Mrs. Spangler in the Middle
Joanne Miller says
I show a chart too! And I show to parents at open house-It's a real eye opener to the parents! Gosh, a 50 minute block is hard to work with, but you sure do motivate your kids Catherine! 🙂 I appreciate you organizing this book study-it forces me to finish something! LOL
Head Over Heels For Teaching
Mrs. C. says
Thanks for sharing the chart. I can't wait to read your review of the next chapter!
Kelly Anne says
I agree with all the other comments- love, love, love the chart!! I have shared it with parents in the past but never with students. Why not?? I will definitely need to bring that guy out throughout the year. Thanks so much for hosting! I am loving the book and am excited to keep on reading 🙂
How structured are your classes? Do you have daily assignments, or can you give kids a couple of days to work on things? If you can, then you could make reading for 20 minutes (darn, it should be 30 at your level, but that's too much class time?) one of the choices. I use a kind of Daily3/CAFE model that lets me introduce what I want the kids to do, and then set expectations for what they have to get done over a certain number of days. Giving up control of my classroom was tough, but it gave me more time to confer with kids one on one or in small groups, which the kids loved.
We are departmentalized, but I only see 2 classes. So I have each group for about 2 hours and 15 minutes.

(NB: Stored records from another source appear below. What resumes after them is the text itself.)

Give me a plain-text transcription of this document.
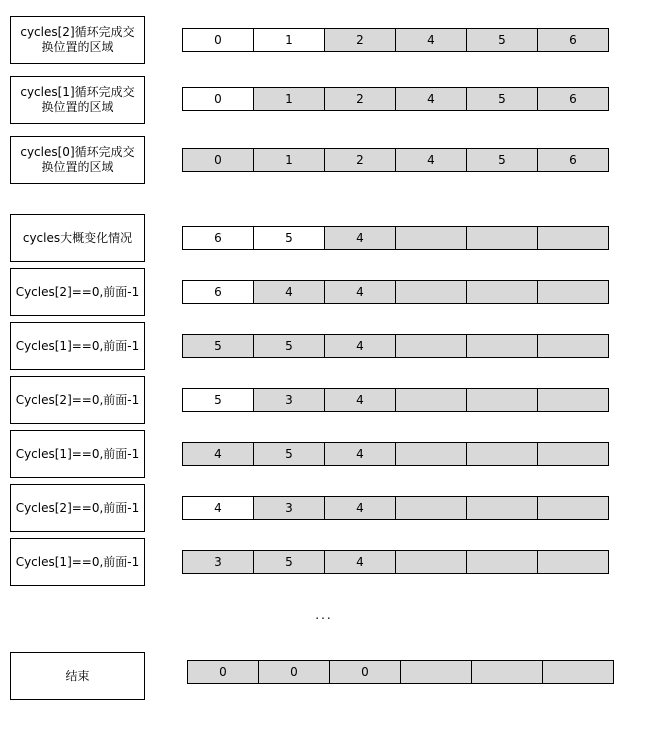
...
cycles[2]循环完成交
换位置的区域	0	1	2	4	5	6
cycles[1]循环完成交
换位置的区域
0	1	2	4	5	6
cycles[0]循环完成交
换位置的区域	0	1	2	4	5	6
cycles大概变化情况	6	5	4
Cycles[2]==0,前面-1	6	4	4
Cycles[1]==0,前面-1	5	5	4
Cycles[2]==0,前面-1	5	3	4
Cycles[1]==0,前面-1	4	5	4
Cycles[2]==0,前面-1	4	3	4
Cycles[1]==0,前面-1	3	5	4
结束	0	0	0
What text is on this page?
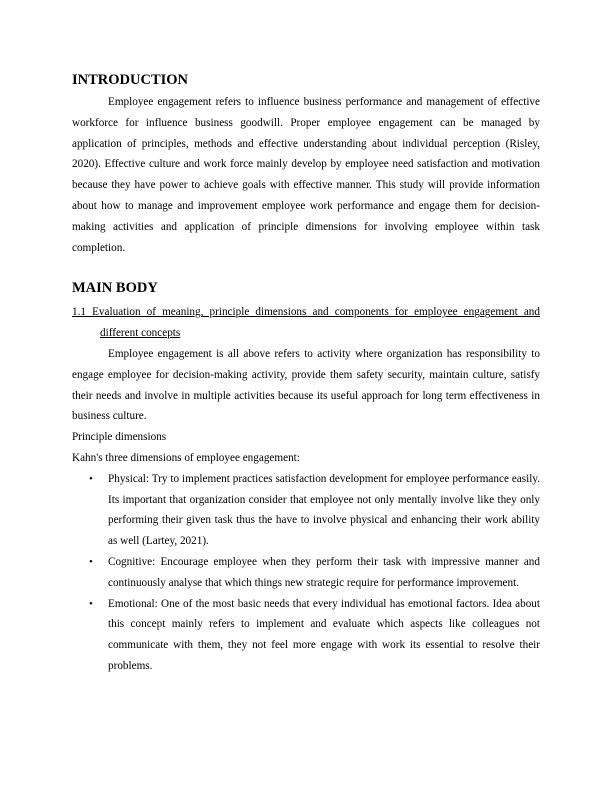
INTRODUCTION

Employee engagement refers to influence business performance and management of effective workforce for influence business goodwill. Proper employee engagement can be managed by application of principles, methods and effective understanding about individual perception (Risley, 2020). Effective culture and work force mainly develop by employee need satisfaction and motivation because they have power to achieve goals with effective manner. This study will provide information about how to manage and improvement employee work performance and engage them for decision-making activities and application of principle dimensions for involving employee within task completion.

MAIN BODY

1.1 Evaluation of meaning, principle dimensions and components for employee engagement and different concepts

Employee engagement is all above refers to activity where organization has responsibility to engage employee for decision-making activity, provide them safety security, maintain culture, satisfy their needs and involve in multiple activities because its useful approach for long term effectiveness in business culture.

Principle dimensions

Kahn's three dimensions of employee engagement:

• Physical: Try to implement practices satisfaction development for employee performance easily. Its important that organization consider that employee not only mentally involve like they only performing their given task thus the have to involve physical and enhancing their work ability as well (Lartey, 2021).
• Cognitive: Encourage employee when they perform their task with impressive manner and continuously analyse that which things new strategic require for performance improvement.
• Emotional: One of the most basic needs that every individual has emotional factors. Idea about this concept mainly refers to implement and evaluate which aspects like colleagues not communicate with them, they not feel more engage with work its essential to resolve their problems.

It sounds like a lot, but I have to have a 60 minute Reader's Workshop, 30 minute Skills Block (Grammar & Spelling), and 45 minute Writer's Workshop. It's a TIGHT squeeze every day and everybody has to BEHAVE. 🙂
There were so many take-aways from this chapter, I can't wait to see what everyone has to contribute as we keep going!! Thanks so much for organizing all of this. It's going to be AWESOME!
Third Grade Bookworm
Thanks for posting the reading minutes chart! I will be showing it to my kiddos in the fall. In years past I would always have my students work on morning work (math or language arts worksheets). But this year I changed it up and had them read for the first 30 minutes of class. It was awesome! The majority of my students loved to have that time to read anywhere in the classroom a book of their choice. I'm lucky at my school and we've created our own literacy units (using the balanced literacy approach) based around a main text (which all the students have a copy of…this year we used Maniac Magee and Chains). We also incorporate read alouds (isn't it awesome that 5th graders still love read alouds!). This year I read Number the Stars, The City of Ember and a few more. I always loved to hear them groan when I had to stop the read aloud for recess or to move on to another lesson. They would beg me to keep reading. That's what reading is all about! Enjoying it! Thanks for hosting and putting this book study together!
Fifth Grade Wit and
Michelle Mortensen says
I agree with the other comments: I love the chart! I am going to discuss this at Open House this year and distribute a copy to the parents. I am going to see "The Sisters" for their Daily 5 workshop in LA this October. I wonder if they have any suggestions related to the time crunch we feel (especially in upper grades with short blocks & rotations). For now, I would suggest squeezing it in at the VERY beginning of class. Instead of a grammar worksheet, etc. as a warm-up, students could sit and read (even if it's only 5-10 minutes).
Carrie Garrison says
I just linked mine up! It took forever since I was away from home for 2 days. I hope people will still take time to stop by my blog. 🙂 I love the chart you shared and will begin using it…thanks for sharing!